Steinberg contends that the Commission arbitrarily and capriciously discarded the register of eligibles, but there is no evidence to support that contention. As to the applicants in the open competitive examination, the record contains an uncontradicted sworn statement that the rerating was for the purpose of according uniform treatment to all applicants. Steinberg stresses a claim that the action was arbitrary because the ultimate result, which he says was the purpose, was to reinstate some sixty incumbents who had been rated ineligible by the board of examiners. But the action of the board was at all times subject to review by the Commission, and it apparently disagreed with the board. We cannot say that the Commission was wrong without re-evaluating qualifications, a task which we cannot undertake.5
Even as to incumbent examiners the Supreme Court said in the Ramspeck case:6
"The position of hearing examiners is not a constitutionally protected position. It is a creature of congressional enactment. The respondents have no vested right to positions as examiners."
A fortiori applicants for positions as hearing examiners have no vested rights to the positions.
That the Commission had difficulty in carrying out its duties in respect to hearing examiners under the Administrative Procedure Act is no secret.7 Nevertheless we think that the revision of its procedure, involved in Departmental Circular No. 592, Supplement No. 3, was well within the discretion conferred upon the Commission by the statute and by the general rules relating to executive control over the personnel in the executive departments.
1. 60 Stat. 244 (1946), as amended, 5 U.S. C.A. § 1010.
2. 12 Fed.Reg. 6321 (1947), as amended, 5 Code Fed.Regs. § 34.
3. E. g., Decatur v.
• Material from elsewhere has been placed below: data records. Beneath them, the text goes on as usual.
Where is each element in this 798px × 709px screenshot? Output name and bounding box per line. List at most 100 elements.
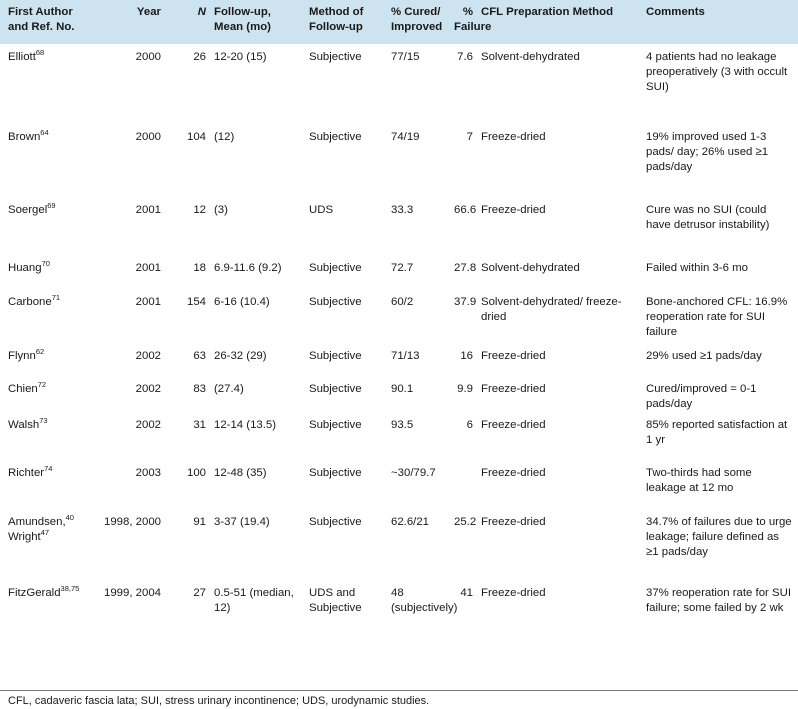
follow-up-cell: 12-14 (13.5) (214, 419, 277, 431)
table-body: Elliott68 2000 26 12-20 (15) Subjective 77/15… (0, 44, 798, 690)
reference: 47 (40, 528, 50, 537)
column-header: N (165, 0, 210, 44)
year-cell: 1999, 2004 (104, 587, 162, 599)
follow-up-cell: 12-20 (15) (214, 51, 267, 63)
reference: 74 (44, 464, 53, 473)
column-header: CFL Preparation Method (477, 0, 642, 44)
follow-up-cell: (12) (214, 131, 235, 143)
method-cell: Subjective (309, 419, 362, 431)
follow-up-cell: 26-32 (29) (214, 350, 267, 362)
author-name: Richter (8, 467, 45, 479)
year-cell: 2002 (135, 350, 161, 362)
failure-cell: 66.6 (454, 204, 477, 216)
cured-improved-cell: 62.6/21 (391, 516, 430, 528)
method-cell: Subjective (309, 51, 362, 63)
n-cell: 100 (186, 467, 206, 479)
preparation-cell: Freeze-dried (481, 587, 546, 599)
reference: 64 (40, 128, 49, 137)
n-cell: 83 (193, 383, 206, 395)
author-name: Carbone (8, 296, 52, 308)
follow-up-cell: 0.5-51 (median, 12) (214, 587, 294, 614)
comments-cell: 85% reported satisfaction at 1 yr (646, 419, 788, 446)
comments-cell: Cured/improved = 0-1 pads/day (646, 383, 757, 410)
table-row: Flynn62 2002 63 26-32 (29) Subjective 71/13 16… (0, 343, 798, 376)
table-row: Amundsen,40 Wright47 1998, 2000 91 3-37 (19… (0, 509, 798, 580)
reference: 71 (51, 293, 61, 302)
comments-cell: 19% improved used 1-3 pads/ day; 26% use… (646, 131, 769, 173)
failure-cell: 7 (466, 131, 473, 143)
method-cell: UDS and Subjective (309, 587, 362, 614)
n-cell: 104 (186, 131, 206, 143)
method-cell: Subjective (309, 262, 362, 274)
reference: 68 (35, 48, 45, 57)
column-header: First Author and Ref. No. (0, 0, 100, 44)
author-name: Wright (8, 531, 41, 543)
comments-cell: Failed within 3-6 mo (646, 262, 748, 274)
preparation-cell: Solvent-dehydrated/ freeze-dried (481, 296, 622, 323)
preparation-cell: Solvent-dehydrated (481, 51, 580, 63)
footnote: CFL, cadaveric fascia lata; SUI, stress … (8, 695, 430, 707)
column-header: % Failure (450, 0, 491, 44)
cured-improved-cell: 74/19 (391, 131, 420, 143)
method-cell: Subjective (309, 516, 362, 528)
cured-improved-cell: 90.1 (391, 383, 414, 395)
author-name: Flynn (8, 350, 36, 362)
table-row: Brown64 2000 104 (12) Subjective 74/19 7 Freeze… (0, 124, 798, 197)
author-cell: Flynn62 (0, 343, 100, 376)
reference: 72 (37, 380, 47, 389)
year-cell: 2000 (135, 131, 161, 143)
reference: 73 (39, 416, 48, 425)
preparation-cell: Freeze-dried (481, 467, 546, 479)
follow-up-cell: 3-37 (19.4) (214, 516, 270, 528)
author-cell: Amundsen,40 Wright47 (0, 509, 100, 580)
n-cell: 91 (193, 516, 206, 528)
comments-cell: 34.7% of failures due to urge leakage; f… (646, 516, 792, 558)
data-table: First Author and Ref. No. Year N Follow-up,… (0, 0, 798, 690)
year-cell: 2001 (135, 204, 161, 216)
comments-cell: 29% used ≥1 pads/day (646, 350, 762, 362)
author-cell: Chien72 (0, 376, 100, 412)
failure-cell: 25.2 (454, 516, 477, 528)
comments-cell: Two-thirds had some leakage at 12 mo (646, 467, 752, 494)
year-cell: 2001 (135, 296, 161, 308)
preparation-cell: Freeze-dried (481, 516, 546, 528)
failure-cell: 6 (466, 419, 473, 431)
author-name: Elliott (8, 51, 36, 63)
year-cell: 2001 (135, 262, 161, 274)
author-name: Chien (8, 383, 38, 395)
author-name: Huang (8, 262, 42, 274)
table-row: Carbone71 2001 154 6-16 (10.4) Subjective 60/… (0, 289, 798, 343)
year-cell: 1998, 2000 (104, 516, 162, 528)
n-cell: 26 (193, 51, 206, 63)
method-cell: Subjective (309, 467, 362, 479)
table-row: Richter74 2003 100 12-48 (35) Subjective ~30/… (0, 460, 798, 509)
table-row: Soergel69 2001 12 (3) UDS 33.3 66.6 Freeze-drie… (0, 197, 798, 255)
column-header: Year (100, 0, 165, 44)
author-cell: Carbone71 (0, 289, 100, 343)
follow-up-cell: 6-16 (10.4) (214, 296, 270, 308)
method-cell: Subjective (309, 383, 362, 395)
author-name: FitzGerald (8, 587, 61, 599)
n-cell: 18 (193, 262, 206, 274)
column-header: Comments (642, 0, 798, 44)
follow-up-cell: 12-48 (35) (214, 467, 267, 479)
author-cell: Soergel69 (0, 197, 100, 255)
cured-improved-cell: ~30/79.7 (391, 467, 436, 479)
cured-improved-cell: 71/13 (391, 350, 420, 362)
method-cell: Subjective (309, 350, 362, 362)
failure-cell: 7.6 (457, 51, 473, 63)
failure-cell: 27.8 (454, 262, 477, 274)
cured-improved-cell: 72.7 (391, 262, 414, 274)
author-cell: Huang70 (0, 255, 100, 289)
preparation-cell: Freeze-dried (481, 383, 546, 395)
table-row: Elliott68 2000 26 12-20 (15) Subjective 77/15… (0, 44, 798, 124)
failure-cell: 16 (460, 350, 473, 362)
preparation-cell: Freeze-dried (481, 131, 546, 143)
n-cell: 31 (193, 419, 206, 431)
comments-cell: 4 patients had no leakage preoperatively… (646, 51, 788, 93)
comments-cell: Cure was no SUI (could have detrusor ins… (646, 204, 770, 231)
failure-cell (450, 460, 477, 509)
reference: 40 (65, 513, 74, 522)
n-cell: 154 (186, 296, 206, 308)
n-cell: 27 (193, 587, 206, 599)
Paulding, 1840, 14 Pet. 497, 40 U.S. 497, 10 L.Ed. 559; Keim v. United States, 1900, 177 U.S. 290, 20 S. Ct. 574, 44 L.Ed. 774.
4. E. g., Powell v. Brannan, 1952, 91 U.S. App.D.C. 16, 196 F.2d 871; Levy v. Woods, 1948, 84 U.S.App.D.C. 138, 171 F.2d 145; Friedman v. Schwellenbach, 1946, 81 U.S.App.D.C. 365, 159 F.2d 22, certiorari denied, 1947, 330 U.S. 838, 67 S. Ct. 979, 91 L.Ed. 1285; Hammond v. Hull, 1942, 76 U.S.App.D.C. 301, 131 F.2d 23, certiorari denied, 1943, 318 U.S. 777, 63 S.Ct. 830, 87 L.Ed. 1145; Levine v. Farley, 1939, 70 App.D.C. 381, 107 F.2d 186, certiorari denied, 1940, 308 U.S. 622, 60 S.Ct. 377, 84 L.Ed. 519; Bailey v. Richardson, 1950, 86 U.S.App. D.C. 248, 182 F.2d 46, affirmed, 1951, 341 U.S. 918, 71 S.Ct. 669, 95 L.Ed. 1352.
6. Ramspeck v. Trial Examiners Conf., 1953, 345 U.S. 128, 133, 73 S.Ct. 570.
7. See, for example, Fuchs, The Hearing Examiner Fiasco Under the Administrative Procedure Act, 63 Harv.L.Rev. 737, 767 (1950).